Calculate average welfare participation (AFDC) by year and plot it. What do you think happened with welfare participation in 1996 and after? If you don’t know the historical context, a quick search online or a read of this paper should help you out.

If you are new to julia, here is average hours calculated and plotted to get you started.

using StatsPlots, Statistics

d = @chain data begin
    groupby(:year)
    @combine :Hours = mean(skipmissing(:hrs))
    @subset .!isnan.(:Hours)
end

@df d plot(:year,:Hours, legend = :none, linewidth = 2)
xlabel!("Year")
ylabel!("Average Welfare Participation")

Question 2

Now write code to

  1. Deflate earnings by CPI (CPIU).
  2. Calculate annual average earnings for each individual (identified by MID).
  3. Drop individuals with fewer than 10 years of data.
  4. Categorize individuals by whether their average earnings is below or above the median across individuals.
  5. Plot average participation in each year for individuals in each of these two categories.

Do you think this pattern is likely to be generated by a model without persistent unobserved heterogeneity? No strictly correct answer here, just curious to read what you think.

In case it helps, here is code for the first three steps. You could edit this to add additional operations to the chain or work with d directly.

d = @chain data begin
    @transform :earn = :earn ./ :CPIU
    groupby(:MID)
    @combine :T = sum(.!ismissing.(:earn)) :earn = mean(skipmissing(:earn)) 
    @subset :T .>= 10
end
1089×3 DataFrame
1064 rows omitted
Row MID T earn
Int64 Int64 Float64
1 4031 10 40.0
2 4179 16 6089.12
3 7030 11 4500.53
4 41007 12 16147.7
5 41008 11 0.0
6 45030 11 14374.3
7 45031 11 17693.5
8 47031 11 15946.7
9 84005 18 30769.6
10 105030 14 4633.61
11 106173 13 17714.4
12 122173 13 56275.2
13 126003 19 6705.08
1078 6843006 19 1805.93
1079 6843173 19 5005.44
1080 6845005 19 19795.4
1081 6849005 19 2450.55
1082 6849188 15 23259.0
1083 6853003 19 4856.42
1084 6862005 11 18899.4
1085 6862008 19 26634.8
1086 6864002 19 8695.92
1087 6864003 18 13627.5
1088 6867013 13 389.097
1089 6872171 17 3294.07

Question 3

This question is to familiarize you with the module Tranfers.jl which will enable you to calculate post-tax and transfer income for individuals given their earnings, non-labor income, state, year, and family size. The function budget in this module takes the arguments:

  • E: monthly earnings (either real or nominal)
  • N: monthly non-labor income (real or nominal)
  • SOI: the SOI code for state of residence
  • year: calendar year
  • num_kids: the number of children
  • cpi: set to 1. if E and N are nominal
  • p: equal to 0 if no programs, 1 if food stamps, 2 if food stamps + welfare.

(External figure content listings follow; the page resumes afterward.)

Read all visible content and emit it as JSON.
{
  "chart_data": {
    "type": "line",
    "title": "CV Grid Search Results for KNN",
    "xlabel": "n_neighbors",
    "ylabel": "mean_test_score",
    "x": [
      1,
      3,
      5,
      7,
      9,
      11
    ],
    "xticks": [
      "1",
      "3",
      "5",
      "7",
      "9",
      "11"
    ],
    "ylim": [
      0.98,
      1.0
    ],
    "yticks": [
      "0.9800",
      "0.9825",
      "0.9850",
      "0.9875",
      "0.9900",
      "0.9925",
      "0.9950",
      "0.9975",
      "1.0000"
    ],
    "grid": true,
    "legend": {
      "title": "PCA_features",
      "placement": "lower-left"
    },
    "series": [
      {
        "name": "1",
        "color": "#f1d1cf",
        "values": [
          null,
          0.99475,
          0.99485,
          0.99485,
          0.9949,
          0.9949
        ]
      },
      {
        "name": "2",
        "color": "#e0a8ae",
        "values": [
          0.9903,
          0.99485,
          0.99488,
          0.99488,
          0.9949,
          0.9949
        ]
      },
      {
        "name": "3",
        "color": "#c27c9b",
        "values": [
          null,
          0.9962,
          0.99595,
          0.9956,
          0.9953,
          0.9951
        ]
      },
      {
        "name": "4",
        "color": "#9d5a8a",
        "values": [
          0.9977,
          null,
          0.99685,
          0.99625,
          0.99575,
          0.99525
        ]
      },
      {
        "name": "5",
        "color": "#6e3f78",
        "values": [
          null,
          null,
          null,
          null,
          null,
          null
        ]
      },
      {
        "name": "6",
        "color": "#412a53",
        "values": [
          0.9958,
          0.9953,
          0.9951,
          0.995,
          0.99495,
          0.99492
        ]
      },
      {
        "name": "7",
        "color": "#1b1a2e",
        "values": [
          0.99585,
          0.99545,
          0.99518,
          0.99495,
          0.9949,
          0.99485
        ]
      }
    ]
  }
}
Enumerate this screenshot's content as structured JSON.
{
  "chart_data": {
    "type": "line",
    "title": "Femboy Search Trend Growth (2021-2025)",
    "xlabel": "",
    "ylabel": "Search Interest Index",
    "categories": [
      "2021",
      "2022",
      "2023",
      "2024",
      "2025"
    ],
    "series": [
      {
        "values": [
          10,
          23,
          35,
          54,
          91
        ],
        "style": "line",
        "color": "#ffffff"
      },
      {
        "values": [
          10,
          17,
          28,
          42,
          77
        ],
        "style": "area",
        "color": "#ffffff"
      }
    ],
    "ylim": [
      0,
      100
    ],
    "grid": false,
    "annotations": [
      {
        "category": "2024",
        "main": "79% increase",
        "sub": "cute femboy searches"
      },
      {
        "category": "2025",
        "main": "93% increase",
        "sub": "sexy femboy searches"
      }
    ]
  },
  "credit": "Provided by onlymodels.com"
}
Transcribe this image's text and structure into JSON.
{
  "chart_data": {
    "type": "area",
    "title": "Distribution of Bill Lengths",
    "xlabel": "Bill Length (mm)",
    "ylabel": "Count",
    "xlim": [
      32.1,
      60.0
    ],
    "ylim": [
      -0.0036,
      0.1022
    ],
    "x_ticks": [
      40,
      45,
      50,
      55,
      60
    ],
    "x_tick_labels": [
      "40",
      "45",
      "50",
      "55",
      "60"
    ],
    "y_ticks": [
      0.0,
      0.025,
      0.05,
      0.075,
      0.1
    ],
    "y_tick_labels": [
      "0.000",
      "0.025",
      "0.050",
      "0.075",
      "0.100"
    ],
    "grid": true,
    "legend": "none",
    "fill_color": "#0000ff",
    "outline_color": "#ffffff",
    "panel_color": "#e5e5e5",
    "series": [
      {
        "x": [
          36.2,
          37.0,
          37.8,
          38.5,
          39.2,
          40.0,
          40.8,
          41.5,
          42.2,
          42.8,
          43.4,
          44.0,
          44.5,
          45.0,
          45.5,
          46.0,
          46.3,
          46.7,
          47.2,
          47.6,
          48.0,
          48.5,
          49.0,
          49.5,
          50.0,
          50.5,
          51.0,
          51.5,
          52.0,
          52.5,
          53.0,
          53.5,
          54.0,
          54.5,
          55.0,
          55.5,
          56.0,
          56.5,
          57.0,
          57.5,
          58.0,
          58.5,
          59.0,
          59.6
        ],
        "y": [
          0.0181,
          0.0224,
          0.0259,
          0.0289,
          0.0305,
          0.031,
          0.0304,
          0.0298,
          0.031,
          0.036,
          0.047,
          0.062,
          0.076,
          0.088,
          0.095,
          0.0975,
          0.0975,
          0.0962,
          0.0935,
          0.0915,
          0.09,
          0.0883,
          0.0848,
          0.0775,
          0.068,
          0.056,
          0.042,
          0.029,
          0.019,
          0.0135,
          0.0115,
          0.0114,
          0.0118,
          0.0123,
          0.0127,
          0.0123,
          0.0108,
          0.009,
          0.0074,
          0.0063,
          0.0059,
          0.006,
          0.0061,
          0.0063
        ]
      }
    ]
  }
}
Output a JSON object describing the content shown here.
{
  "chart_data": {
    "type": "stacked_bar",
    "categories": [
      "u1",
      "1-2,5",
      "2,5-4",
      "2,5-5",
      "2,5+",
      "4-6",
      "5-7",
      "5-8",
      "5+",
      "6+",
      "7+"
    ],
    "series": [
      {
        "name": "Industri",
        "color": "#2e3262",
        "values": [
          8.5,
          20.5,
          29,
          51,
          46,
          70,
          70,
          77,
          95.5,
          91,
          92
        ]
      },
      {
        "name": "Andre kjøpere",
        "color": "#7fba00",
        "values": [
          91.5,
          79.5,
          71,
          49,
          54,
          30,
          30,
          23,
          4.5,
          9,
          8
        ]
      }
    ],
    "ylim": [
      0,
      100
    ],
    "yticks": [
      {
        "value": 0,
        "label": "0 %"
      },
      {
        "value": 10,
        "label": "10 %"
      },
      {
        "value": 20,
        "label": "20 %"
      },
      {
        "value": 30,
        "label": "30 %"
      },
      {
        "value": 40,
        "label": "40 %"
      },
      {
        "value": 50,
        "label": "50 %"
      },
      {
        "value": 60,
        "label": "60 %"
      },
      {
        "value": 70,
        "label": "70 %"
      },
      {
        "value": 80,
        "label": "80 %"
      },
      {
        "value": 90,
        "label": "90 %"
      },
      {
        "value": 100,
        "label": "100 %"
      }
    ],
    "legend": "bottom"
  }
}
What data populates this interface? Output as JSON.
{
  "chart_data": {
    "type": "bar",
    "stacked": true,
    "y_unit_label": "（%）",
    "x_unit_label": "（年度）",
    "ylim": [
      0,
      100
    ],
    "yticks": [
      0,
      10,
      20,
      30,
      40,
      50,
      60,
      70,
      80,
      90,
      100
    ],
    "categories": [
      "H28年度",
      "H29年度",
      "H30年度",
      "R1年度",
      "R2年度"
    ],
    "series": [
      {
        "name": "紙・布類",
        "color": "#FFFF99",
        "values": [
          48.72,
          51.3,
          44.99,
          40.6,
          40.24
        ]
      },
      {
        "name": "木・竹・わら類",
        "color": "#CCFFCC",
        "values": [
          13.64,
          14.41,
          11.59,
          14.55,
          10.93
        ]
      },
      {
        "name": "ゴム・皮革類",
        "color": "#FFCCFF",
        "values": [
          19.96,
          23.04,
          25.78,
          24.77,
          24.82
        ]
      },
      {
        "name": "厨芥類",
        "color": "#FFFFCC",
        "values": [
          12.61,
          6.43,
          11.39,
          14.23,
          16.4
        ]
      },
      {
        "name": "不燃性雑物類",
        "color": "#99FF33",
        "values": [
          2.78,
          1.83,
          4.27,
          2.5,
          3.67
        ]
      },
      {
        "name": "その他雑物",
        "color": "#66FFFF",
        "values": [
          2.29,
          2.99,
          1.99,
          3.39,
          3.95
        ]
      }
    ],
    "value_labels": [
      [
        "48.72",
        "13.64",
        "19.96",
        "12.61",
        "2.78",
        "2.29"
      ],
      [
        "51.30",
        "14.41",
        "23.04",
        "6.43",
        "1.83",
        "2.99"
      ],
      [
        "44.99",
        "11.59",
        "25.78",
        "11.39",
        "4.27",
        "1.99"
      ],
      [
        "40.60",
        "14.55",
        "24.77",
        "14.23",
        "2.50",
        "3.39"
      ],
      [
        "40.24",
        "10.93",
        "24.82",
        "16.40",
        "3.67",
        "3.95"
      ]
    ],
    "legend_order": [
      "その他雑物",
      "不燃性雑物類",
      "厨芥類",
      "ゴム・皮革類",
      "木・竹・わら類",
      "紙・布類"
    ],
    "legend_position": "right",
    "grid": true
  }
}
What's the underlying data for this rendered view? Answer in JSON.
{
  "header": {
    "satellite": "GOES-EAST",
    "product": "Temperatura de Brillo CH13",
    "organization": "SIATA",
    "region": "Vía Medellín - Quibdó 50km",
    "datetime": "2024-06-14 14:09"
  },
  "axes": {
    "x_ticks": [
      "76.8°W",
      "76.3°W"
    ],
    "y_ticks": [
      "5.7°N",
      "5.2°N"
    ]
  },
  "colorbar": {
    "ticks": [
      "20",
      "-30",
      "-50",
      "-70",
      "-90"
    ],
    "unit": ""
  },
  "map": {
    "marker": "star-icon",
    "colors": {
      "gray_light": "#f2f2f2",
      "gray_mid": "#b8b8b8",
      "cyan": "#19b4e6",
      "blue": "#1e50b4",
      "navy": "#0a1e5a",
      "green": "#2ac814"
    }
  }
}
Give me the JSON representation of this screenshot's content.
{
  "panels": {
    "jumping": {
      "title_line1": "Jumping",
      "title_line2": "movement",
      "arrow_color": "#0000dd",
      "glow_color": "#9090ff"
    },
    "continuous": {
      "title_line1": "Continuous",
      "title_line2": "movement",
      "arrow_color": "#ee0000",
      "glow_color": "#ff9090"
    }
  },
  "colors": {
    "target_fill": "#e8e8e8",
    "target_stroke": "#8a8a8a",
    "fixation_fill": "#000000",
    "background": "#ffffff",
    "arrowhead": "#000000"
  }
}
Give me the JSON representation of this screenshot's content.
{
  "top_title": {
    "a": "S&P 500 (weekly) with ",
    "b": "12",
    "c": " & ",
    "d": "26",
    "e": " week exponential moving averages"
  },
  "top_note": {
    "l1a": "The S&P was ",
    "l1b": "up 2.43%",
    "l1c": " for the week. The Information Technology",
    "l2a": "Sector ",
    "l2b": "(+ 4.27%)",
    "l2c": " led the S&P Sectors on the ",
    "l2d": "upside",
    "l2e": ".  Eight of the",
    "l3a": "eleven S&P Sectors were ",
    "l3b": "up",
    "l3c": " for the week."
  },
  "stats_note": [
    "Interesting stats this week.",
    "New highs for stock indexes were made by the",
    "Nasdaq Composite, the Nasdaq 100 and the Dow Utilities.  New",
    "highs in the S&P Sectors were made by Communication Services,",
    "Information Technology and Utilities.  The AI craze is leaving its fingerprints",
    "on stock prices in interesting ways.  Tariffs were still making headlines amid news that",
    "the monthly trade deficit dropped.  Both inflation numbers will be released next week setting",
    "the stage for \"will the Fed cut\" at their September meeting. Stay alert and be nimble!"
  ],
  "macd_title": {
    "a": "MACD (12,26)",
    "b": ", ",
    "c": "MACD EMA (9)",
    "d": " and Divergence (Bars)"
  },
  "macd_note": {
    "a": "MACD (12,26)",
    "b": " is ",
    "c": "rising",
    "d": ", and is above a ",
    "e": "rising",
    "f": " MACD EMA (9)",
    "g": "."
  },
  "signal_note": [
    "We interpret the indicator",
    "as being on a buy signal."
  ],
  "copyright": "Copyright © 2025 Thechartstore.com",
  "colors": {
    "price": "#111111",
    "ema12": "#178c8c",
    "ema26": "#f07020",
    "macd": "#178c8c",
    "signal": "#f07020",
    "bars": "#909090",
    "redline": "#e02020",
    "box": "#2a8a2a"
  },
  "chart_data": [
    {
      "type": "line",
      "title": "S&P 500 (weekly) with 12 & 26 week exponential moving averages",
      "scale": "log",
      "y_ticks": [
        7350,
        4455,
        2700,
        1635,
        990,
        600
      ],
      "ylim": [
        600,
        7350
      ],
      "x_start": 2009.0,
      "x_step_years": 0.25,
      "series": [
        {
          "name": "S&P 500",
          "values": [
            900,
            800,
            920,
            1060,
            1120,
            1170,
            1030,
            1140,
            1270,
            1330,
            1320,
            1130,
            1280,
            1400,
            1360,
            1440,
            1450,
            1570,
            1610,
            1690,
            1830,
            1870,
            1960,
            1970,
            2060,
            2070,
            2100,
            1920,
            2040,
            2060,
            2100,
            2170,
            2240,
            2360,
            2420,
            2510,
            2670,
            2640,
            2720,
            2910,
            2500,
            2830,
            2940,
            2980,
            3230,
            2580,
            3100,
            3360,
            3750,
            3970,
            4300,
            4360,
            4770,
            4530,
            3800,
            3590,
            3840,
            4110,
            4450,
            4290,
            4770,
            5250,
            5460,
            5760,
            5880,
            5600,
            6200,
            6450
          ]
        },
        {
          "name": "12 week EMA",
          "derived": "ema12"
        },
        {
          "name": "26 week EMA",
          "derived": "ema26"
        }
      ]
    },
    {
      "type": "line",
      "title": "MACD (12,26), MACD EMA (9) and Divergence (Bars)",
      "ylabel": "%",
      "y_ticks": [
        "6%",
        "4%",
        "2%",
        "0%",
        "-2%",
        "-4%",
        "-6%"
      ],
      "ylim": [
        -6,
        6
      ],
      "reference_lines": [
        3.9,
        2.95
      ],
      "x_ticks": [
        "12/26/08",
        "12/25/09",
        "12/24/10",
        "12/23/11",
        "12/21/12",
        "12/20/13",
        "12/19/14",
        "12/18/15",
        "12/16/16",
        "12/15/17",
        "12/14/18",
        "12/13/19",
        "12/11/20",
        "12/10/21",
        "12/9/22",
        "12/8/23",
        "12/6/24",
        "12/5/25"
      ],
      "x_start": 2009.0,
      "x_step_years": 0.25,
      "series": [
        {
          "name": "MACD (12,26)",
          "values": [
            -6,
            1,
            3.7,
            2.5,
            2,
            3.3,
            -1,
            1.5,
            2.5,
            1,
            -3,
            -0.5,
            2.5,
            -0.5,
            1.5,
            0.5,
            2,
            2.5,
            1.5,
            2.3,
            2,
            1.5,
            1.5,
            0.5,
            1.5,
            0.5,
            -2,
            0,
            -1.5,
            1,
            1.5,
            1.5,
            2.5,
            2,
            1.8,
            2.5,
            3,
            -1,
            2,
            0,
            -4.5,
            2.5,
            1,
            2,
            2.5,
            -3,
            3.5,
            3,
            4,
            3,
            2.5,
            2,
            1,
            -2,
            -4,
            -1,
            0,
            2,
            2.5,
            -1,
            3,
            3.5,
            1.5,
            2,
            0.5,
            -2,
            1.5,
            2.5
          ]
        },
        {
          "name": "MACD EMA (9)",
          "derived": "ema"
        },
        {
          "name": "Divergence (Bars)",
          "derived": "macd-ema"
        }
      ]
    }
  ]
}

For example the function call:

Transfers.budget(500.,0.,23,2000,2,1.,2)

calculates net income for a mother in Michigan (SOI code 23) with 2 kids, nominal labor income of $500 a month in the year 2000, and no non-labor income.

include("../children-cash-transfers/src/Transfers.jl")

Transfers.budget(500.,0.,23,2000,2,1.,2)
978.5408333333334

Create a graph that represents total net transfers for a single mother with two kids in the years 1990 and 2000 and in the states of Mississippi and New York. Depict these transfers as a function of earnings between the values of 0 and $1,000 a month (nominal). You can assume that all households are receiving both food stamps and welfare.

What do you make of the differences in these transfers across states and over time?